Microscopy of spot-inoculated lateral roots. A. An unstained longitudinal section of a spot-inoculated lateral root 24 hours after rhizobial inoculation showing anticlinal divisions in its inner cortex (arrows), and in its pericycle (asterisk), located adjacent to a xylem pole (X). Bar: 100 μm. B. A close-up on the area framed in Figure A. Metabolically active cells, one with a large nucleus (arrowhead), exhibit anticlinal divisions. Bar: 10 μm. C. A longitudinal section of a root inoculated 3 days earlier with rhizobia and stained with toluidine blue. The nodule meristem (NM) has passed the mid-point of the root cortical region. Bar: 100 μm. Note that for all the photographs, there was no indication of nodule emergence and it was only because of the spot-inoculation that these events were easily captured. All sections were made with a vibratome.

Figure 7

Fungal spot-inoculation of plants grown in a pouch. A. An overview of the root system of a 40-day old plant grown in a pouch.
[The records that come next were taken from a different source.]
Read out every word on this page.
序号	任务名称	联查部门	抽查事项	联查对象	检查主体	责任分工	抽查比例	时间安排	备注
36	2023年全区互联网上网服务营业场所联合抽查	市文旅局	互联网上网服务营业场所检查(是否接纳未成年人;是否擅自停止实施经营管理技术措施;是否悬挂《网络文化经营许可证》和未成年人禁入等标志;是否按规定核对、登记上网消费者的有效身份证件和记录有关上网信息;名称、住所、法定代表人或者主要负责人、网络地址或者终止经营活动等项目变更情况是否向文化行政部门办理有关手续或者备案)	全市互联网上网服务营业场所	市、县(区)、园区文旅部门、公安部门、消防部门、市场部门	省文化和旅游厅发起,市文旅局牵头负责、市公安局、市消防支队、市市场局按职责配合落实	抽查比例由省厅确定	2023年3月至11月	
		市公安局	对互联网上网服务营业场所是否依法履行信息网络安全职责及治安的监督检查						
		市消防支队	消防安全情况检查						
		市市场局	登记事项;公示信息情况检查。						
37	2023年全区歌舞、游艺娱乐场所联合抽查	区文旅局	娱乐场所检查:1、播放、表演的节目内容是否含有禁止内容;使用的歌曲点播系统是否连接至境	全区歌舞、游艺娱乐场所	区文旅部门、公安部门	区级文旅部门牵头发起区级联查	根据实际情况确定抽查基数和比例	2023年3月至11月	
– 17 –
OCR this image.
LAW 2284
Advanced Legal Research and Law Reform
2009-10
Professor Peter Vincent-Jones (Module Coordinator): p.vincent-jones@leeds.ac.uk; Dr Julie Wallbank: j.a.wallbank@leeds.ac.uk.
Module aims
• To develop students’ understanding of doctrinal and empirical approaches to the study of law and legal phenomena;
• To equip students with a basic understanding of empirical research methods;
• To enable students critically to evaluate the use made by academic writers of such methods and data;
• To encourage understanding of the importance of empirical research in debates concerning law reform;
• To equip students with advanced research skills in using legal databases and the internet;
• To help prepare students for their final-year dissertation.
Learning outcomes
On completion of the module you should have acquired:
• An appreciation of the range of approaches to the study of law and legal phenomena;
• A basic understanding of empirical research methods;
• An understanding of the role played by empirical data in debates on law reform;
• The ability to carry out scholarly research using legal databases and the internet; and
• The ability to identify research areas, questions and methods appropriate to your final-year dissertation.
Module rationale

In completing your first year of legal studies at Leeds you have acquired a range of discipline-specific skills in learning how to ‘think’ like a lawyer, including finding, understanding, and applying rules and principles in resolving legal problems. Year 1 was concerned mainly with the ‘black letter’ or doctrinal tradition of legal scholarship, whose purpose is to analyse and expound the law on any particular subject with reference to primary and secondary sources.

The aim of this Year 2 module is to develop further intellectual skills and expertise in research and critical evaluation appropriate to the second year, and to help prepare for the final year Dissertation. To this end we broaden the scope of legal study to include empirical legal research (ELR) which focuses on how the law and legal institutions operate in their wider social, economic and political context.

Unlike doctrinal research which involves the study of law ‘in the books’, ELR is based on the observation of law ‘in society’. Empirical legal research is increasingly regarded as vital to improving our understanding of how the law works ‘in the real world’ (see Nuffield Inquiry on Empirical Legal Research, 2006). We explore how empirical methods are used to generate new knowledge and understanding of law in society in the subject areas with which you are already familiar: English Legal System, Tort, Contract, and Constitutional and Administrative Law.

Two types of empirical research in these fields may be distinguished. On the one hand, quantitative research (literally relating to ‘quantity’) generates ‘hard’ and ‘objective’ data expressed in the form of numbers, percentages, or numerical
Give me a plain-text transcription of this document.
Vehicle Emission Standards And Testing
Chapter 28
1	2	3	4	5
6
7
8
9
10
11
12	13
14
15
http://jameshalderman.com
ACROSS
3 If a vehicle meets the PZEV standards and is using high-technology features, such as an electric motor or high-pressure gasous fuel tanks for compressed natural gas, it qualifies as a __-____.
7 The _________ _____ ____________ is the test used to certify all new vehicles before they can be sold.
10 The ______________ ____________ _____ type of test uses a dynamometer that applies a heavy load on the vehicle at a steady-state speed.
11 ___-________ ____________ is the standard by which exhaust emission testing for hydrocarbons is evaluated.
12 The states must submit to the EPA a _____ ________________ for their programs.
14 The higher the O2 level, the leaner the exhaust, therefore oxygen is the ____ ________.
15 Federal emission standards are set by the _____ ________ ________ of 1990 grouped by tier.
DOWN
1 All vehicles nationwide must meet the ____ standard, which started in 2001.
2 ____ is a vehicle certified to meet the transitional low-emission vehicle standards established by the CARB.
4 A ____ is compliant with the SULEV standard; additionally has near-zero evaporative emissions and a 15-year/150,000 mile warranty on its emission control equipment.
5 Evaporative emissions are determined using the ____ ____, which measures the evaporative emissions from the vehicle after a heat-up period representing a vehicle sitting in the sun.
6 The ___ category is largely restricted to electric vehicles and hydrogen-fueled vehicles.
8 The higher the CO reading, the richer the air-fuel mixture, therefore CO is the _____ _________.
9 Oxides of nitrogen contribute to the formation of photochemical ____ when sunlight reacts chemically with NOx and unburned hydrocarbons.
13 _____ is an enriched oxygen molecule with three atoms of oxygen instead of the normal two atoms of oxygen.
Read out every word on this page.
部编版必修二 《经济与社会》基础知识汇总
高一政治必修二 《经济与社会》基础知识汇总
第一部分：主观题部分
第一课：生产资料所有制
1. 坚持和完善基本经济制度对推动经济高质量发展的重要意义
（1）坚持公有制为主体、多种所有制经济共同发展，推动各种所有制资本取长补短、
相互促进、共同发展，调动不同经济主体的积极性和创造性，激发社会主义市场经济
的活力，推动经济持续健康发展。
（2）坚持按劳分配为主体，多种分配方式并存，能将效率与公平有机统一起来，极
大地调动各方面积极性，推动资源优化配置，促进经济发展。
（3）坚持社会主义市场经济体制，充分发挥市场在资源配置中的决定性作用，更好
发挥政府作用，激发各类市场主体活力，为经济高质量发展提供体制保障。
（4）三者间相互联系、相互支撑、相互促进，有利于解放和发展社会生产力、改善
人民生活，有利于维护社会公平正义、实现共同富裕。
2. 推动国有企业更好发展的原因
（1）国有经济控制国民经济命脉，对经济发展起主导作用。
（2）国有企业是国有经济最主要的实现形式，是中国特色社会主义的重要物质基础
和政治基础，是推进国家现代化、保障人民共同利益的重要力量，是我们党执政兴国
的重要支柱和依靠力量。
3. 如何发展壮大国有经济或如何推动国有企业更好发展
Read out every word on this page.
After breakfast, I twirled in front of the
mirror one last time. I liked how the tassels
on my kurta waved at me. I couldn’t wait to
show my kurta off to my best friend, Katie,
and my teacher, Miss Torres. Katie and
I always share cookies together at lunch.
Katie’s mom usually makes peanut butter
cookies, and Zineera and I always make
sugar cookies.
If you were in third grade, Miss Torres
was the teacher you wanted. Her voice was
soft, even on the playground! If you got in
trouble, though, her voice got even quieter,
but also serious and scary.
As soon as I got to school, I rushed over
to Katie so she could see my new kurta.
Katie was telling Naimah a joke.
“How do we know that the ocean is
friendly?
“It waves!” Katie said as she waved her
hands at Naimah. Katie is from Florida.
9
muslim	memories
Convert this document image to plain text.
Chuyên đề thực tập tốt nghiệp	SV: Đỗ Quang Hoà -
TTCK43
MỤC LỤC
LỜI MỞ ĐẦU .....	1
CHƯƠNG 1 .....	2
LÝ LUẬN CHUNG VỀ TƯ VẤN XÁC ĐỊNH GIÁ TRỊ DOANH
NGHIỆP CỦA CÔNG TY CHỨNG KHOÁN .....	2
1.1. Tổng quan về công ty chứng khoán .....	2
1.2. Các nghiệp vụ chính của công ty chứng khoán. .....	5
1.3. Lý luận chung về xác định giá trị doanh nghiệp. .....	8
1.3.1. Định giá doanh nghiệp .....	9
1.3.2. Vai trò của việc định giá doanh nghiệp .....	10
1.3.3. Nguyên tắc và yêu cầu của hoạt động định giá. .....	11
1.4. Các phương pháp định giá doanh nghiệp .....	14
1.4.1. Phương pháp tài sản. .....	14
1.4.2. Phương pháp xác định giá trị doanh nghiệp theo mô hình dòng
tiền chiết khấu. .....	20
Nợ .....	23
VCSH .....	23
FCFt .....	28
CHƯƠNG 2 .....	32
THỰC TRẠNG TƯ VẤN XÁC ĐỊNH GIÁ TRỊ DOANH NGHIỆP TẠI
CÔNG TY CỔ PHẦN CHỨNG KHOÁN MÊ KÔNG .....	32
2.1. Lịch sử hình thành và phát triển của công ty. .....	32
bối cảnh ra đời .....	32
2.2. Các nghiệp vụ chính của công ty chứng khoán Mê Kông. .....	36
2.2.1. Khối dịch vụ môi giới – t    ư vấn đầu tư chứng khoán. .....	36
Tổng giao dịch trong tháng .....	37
The plant was challenged when it was 5 day-old with fungal spores located in an agar plug. Inset: A close-up of the area indicated by a white square in A. The plug (delineated by arrows) was placed below the lateral roots. B. Close up on the roots which were pushed gently into the plug containing the fungal spores. Bar: 0.5 mm. C. An extra-radical hypha and some hyphopodia (asterisks) on the surface of a cleared root inoculated 21 days earlier. D. Arbuscules located within inner cortical cells of a cleared root inoculated 35 days earlier. E. Intraradical hyphae and a vesicle in the cortex of a root 35 DAI. F. An infection unit with extensive hyphal branches; note the hyphopodium (asterisk), the main intraradical hypha (arrowhead), an arbuscule (arrow), and a vesicle (V). C - F: Bar: 20 μm; ink-vinegar staining.